Everybody has heard of twitter. A lot of people are on Twitter. Like it or not, too many talk about twitter. So when a company has as much fame as twitter, they really couldn’t ask for anything else. Could they? Well ofcourse they could. Profits!
Ever since this buzz has surrounded the microblogging site, pundits have always posed one question. How will the service make money? Its business model or the lack thereof has raised eyebrows with people going as far as casting doubts over its ‘long term viability’. In 2009, Twitter showed that it is a company that took its revenue seriously with a slew of measures aimed at monetizing its service. From introducing Premium accounts to $25 million search deals with leading search engines, the company was finally profitable (stated by BusinessWeek)
And now in 2010, it is once again sending out strong signals about its desire to make profits. Just take a look at their Jobs page.

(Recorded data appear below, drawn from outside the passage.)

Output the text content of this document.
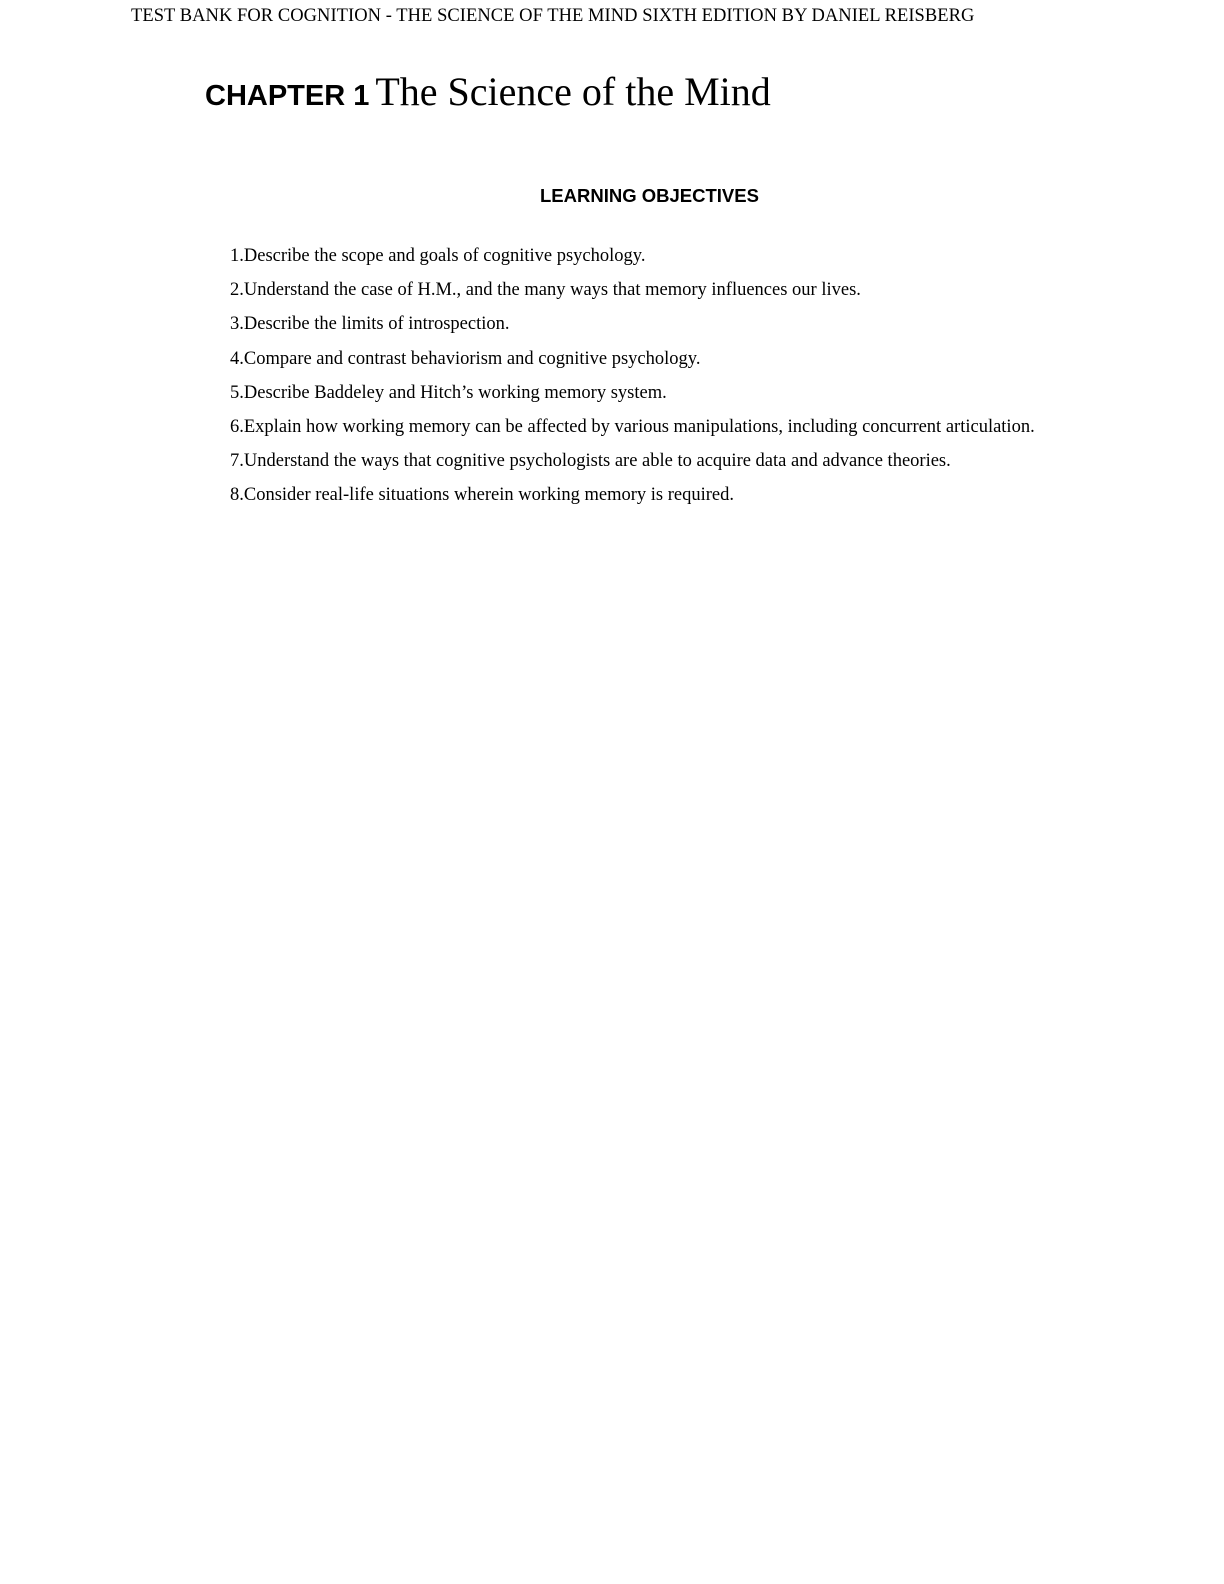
TEST BANK FOR COGNITION - THE SCIENCE OF THE MIND SIXTH EDITION BY DANIEL REISBERG
CHAPTER 1 The Science of the Mind
LEARNING OBJECTIVES
1.Describe the scope and goals of cognitive psychology.
2.Understand the case of H.M., and the many ways that memory influences our lives.
3.Describe the limits of introspection.
4.Compare and contrast behaviorism and cognitive psychology.
5.Describe Baddeley and Hitch’s working memory system.
6.Explain how working memory can be affected by various manipulations, including concurrent articulation.
7.Understand the ways that cognitive psychologists are able to acquire data and advance theories.
8.Consider real-life situations wherein working memory is required.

They are advertising 28 positions as of 12th January and some of these dedicated to ‘monetization’. It is looking for a
Front-end Engineer, 2 Software Engineers with M word in the title. But the one that caught my eye was ‘monetization product marketing manager’. Expect a bunch of new monetization products from their stable which will be marketed aggressively.
Celebrities cash in too!
Even though twitter is now looking to make money for itself, it has probably already been ‘monetized’ by celebrities. An post on eonline claims to reveal ‘the truth about celebrity tweets’. It names celebrities like Nicole Richie, Kim Kardashian, Whitney Port, Audrina Patridge and says that they earn upto $10,000 per tweet in which they promote some product.
Ad.ly, an in-stream advertising platform that matches top-tier brands with top-tier Twitter publishers, has a List of celebrities(called publishers) who have signed up!
It was heartening to see the words ‘for charity’ next to some of the publishers.
Regulators in the United States aren’t asleep though, an FTC regulation – concerning paid reviews on blogosphere, states that “Celebrities have a duty to disclose their relationships with advertisers when making endorsements outside the context of traditional ads, such as on talk shows or in social media.” Basically it is relying on them to be ‘honest’ about their tweets.
This really could prove to be an effective way of marketing, who wouldn’t want to go to a fast food joint that a certain celebrity claims to be his/her favourite. Even more, just think what a celebrity tweet could do for the fortunes of a relatively unknown place.